PERSONAL SPACE Burn-out is a danger; there are tough schedules and responsibilities. But I listen to music, I think, I meditate, and there are books by my bed. I draw on the go, so even during busy schedules, I find it necessary to find spaces that are really open, and that give you a chance to do or think about something totally different. And how could I do the work without listening to the music of Elizabethan England, to [composers] Tallis and Byrd, or to Nono, an Italian contemporary composer who's a great inspiration? Or reading a wonderful book? I'm also lucky to work with my wife and creative partner, Nina. She does many of the things I would not be happy doing. This gives me the chance to concentrate on the cultural aspect of the civic spaces that I'm asked to do, rather than the negotiations that are often tedious and at the same time very important. There's a lot of prosaic stuff in architecture.
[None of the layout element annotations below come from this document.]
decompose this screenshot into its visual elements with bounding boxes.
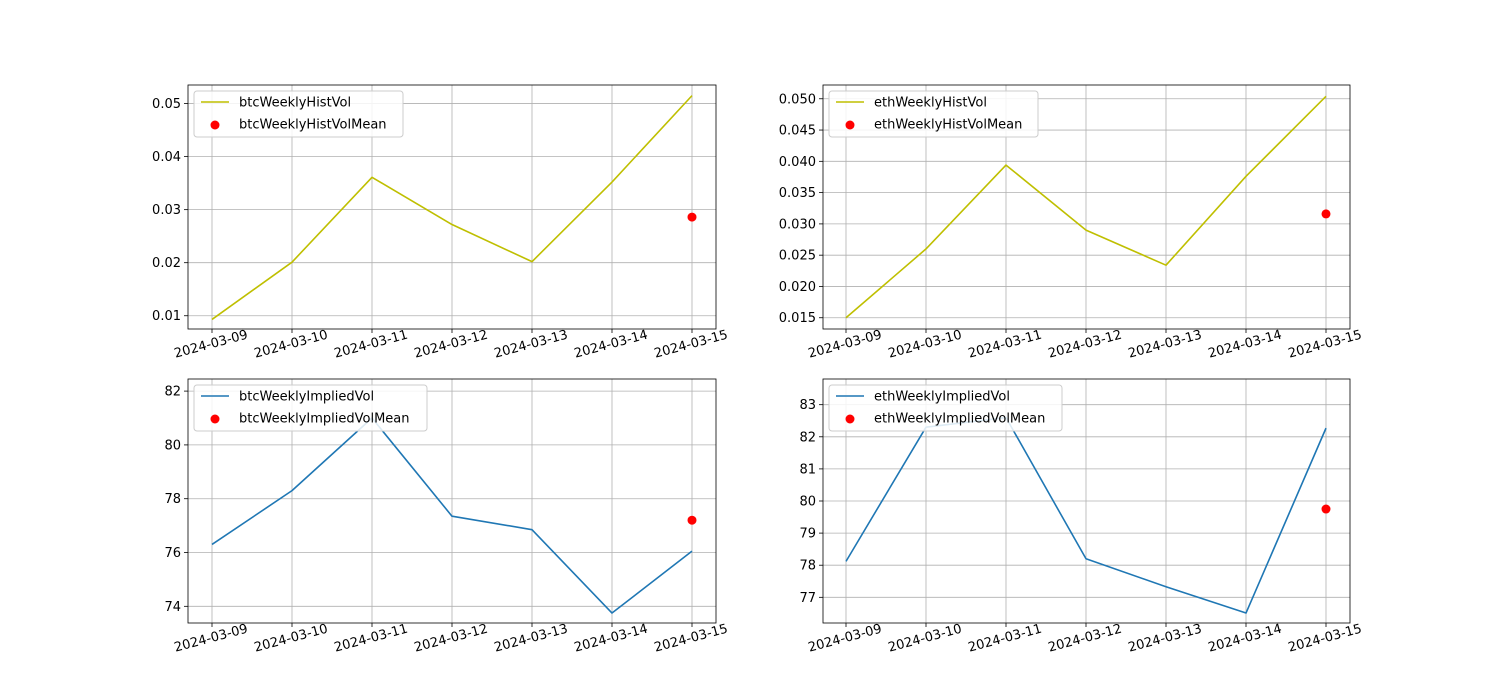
y-tick-label: 82 — [799, 430, 816, 445]
mean-point — [687, 515, 697, 525]
y-tick-label: 0.01 — [152, 309, 181, 324]
y-tick-label: 77 — [799, 591, 816, 606]
legend-dot-swatch — [845, 120, 855, 130]
legend-label: ethWeeklyHistVol — [874, 96, 987, 111]
y-tick-label: 0.025 — [779, 249, 816, 264]
x-tick-label: 2024-03-14 — [573, 622, 650, 656]
y-tick-label: 82 — [164, 385, 181, 400]
x-tick-label: 2024-03-12 — [413, 622, 490, 656]
legend-label: btcWeeklyHistVolMean — [239, 118, 387, 133]
legend-box — [828, 384, 1063, 432]
mean-point — [1321, 209, 1331, 219]
mean-point — [1321, 504, 1331, 514]
x-tick-label: 2024-03-10 — [253, 622, 330, 656]
x-tick-label: 2024-03-10 — [887, 328, 964, 362]
x-tick-label: 2024-03-15 — [653, 328, 730, 362]
legend-box — [828, 90, 1039, 138]
x-tick-label: 2024-03-15 — [1287, 622, 1364, 656]
legend-label: btcWeeklyHistVol — [239, 96, 351, 111]
y-tick-label: 76 — [164, 546, 181, 561]
legend-dot-swatch — [210, 120, 220, 130]
series-line — [211, 417, 693, 614]
x-tick-label: 2024-03-13 — [493, 622, 570, 656]
y-tick-label: 0.015 — [779, 311, 816, 326]
legend-box — [193, 90, 404, 138]
x-tick-label: 2024-03-14 — [573, 328, 650, 362]
y-tick-label: 0.035 — [779, 186, 816, 201]
x-tick-label: 2024-03-09 — [173, 622, 250, 656]
x-tick-label: 2024-03-11 — [333, 622, 410, 656]
x-tick-label: 2024-03-12 — [1047, 622, 1124, 656]
eth-implied-vol-chart: 2024-03-09 2024-03-10 2024-03-11 2024-03-12… — [799, 378, 1364, 656]
y-tick-label: 0.02 — [152, 256, 181, 271]
legend-label: btcWeeklyImpliedVol — [239, 390, 374, 405]
y-tick-label: 83 — [799, 398, 816, 413]
legend-label: ethWeeklyHistVolMean — [874, 118, 1022, 133]
legend-box — [193, 384, 428, 432]
x-tick-label: 2024-03-13 — [1127, 328, 1204, 362]
x-tick-label: 2024-03-13 — [493, 328, 570, 362]
y-tick-label: 0.040 — [779, 155, 816, 170]
y-tick-label: 0.04 — [152, 150, 181, 165]
y-tick-label: 0.030 — [779, 217, 816, 232]
x-tick-label: 2024-03-12 — [1047, 328, 1124, 362]
y-tick-label: 0.050 — [779, 92, 816, 107]
y-tick-label: 0.05 — [152, 97, 181, 112]
y-tick-label: 79 — [799, 527, 816, 542]
y-tick-label: 0.03 — [152, 203, 181, 218]
y-tick-label: 78 — [799, 559, 816, 574]
btc-implied-vol-chart: 2024-03-09 2024-03-10 2024-03-11 2024-03-12… — [164, 378, 730, 656]
btc-hist-vol-chart: 2024-03-09 2024-03-10 2024-03-11 2024-03-12… — [152, 84, 730, 362]
legend-label: btcWeeklyImpliedVolMean — [239, 412, 410, 427]
x-tick-label: 2024-03-11 — [967, 328, 1044, 362]
x-tick-label: 2024-03-13 — [1127, 622, 1204, 656]
legend-label: ethWeeklyImpliedVolMean — [874, 412, 1045, 427]
x-tick-label: 2024-03-09 — [807, 328, 884, 362]
y-tick-label: 81 — [799, 462, 816, 477]
y-tick-label: 74 — [164, 600, 181, 615]
x-tick-label: 2024-03-10 — [253, 328, 330, 362]
x-tick-label: 2024-03-09 — [807, 622, 884, 656]
x-tick-label: 2024-03-09 — [173, 328, 250, 362]
plot-frame — [187, 378, 717, 624]
x-tick-label: 2024-03-10 — [887, 622, 964, 656]
x-tick-label: 2024-03-14 — [1207, 328, 1284, 362]
x-tick-label: 2024-03-14 — [1207, 622, 1284, 656]
series-line — [211, 95, 693, 321]
legend-dot-swatch — [210, 414, 220, 424]
x-tick-label: 2024-03-15 — [1287, 328, 1364, 362]
y-tick-label: 80 — [799, 495, 816, 510]
plot-frame — [187, 84, 717, 330]
series-line — [845, 95, 1327, 319]
y-tick-label: 80 — [164, 438, 181, 453]
y-tick-label: 0.020 — [779, 280, 816, 295]
y-tick-label: 78 — [164, 492, 181, 507]
plot-frame — [822, 84, 1351, 330]
plot-frame — [822, 378, 1351, 624]
x-tick-label: 2024-03-11 — [967, 622, 1044, 656]
x-tick-label: 2024-03-12 — [413, 328, 490, 362]
legend-label: ethWeeklyImpliedVol — [874, 390, 1010, 405]
y-tick-label: 0.045 — [779, 124, 816, 139]
eth-hist-vol-chart: 2024-03-09 2024-03-10 2024-03-11 2024-03-12… — [779, 84, 1364, 362]
x-tick-label: 2024-03-15 — [653, 622, 730, 656]
x-tick-label: 2024-03-11 — [333, 328, 410, 362]
legend-dot-swatch — [845, 414, 855, 424]
mean-point — [687, 212, 697, 222]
SMALL CAN BE BEAUTIFUL I recently designed a small house in Connecticut [in the United States]. It was refreshing; I've never done a project that didn't have to go through community boards and please thousands of people. The clients came and I spoke with them, and thought they were really interesting people. They are highly educated artists and they said, 'We know art, we own it, and we want our house to be art, as well as filled with it.' I made a very small house and they like it very much: it has a beautiful stainless-steel exterior and a wooden interior. It was incredible, doing something so tiny in such a beautiful landscape. And I discovered that it's no easier doing something small; you use the same intensity on things such as putting a doorknob onto a door. People often come to me with difficult projects and almost no money, and it may take them years to gather the resources, and the building can go on. But architecture is not about immediate gratification and it must respond to others. We need more good housing, beautiful neighbourhoods, places for people to work, and it's a horizon of many challenges that I'm ready to take on. It's a social responsibility.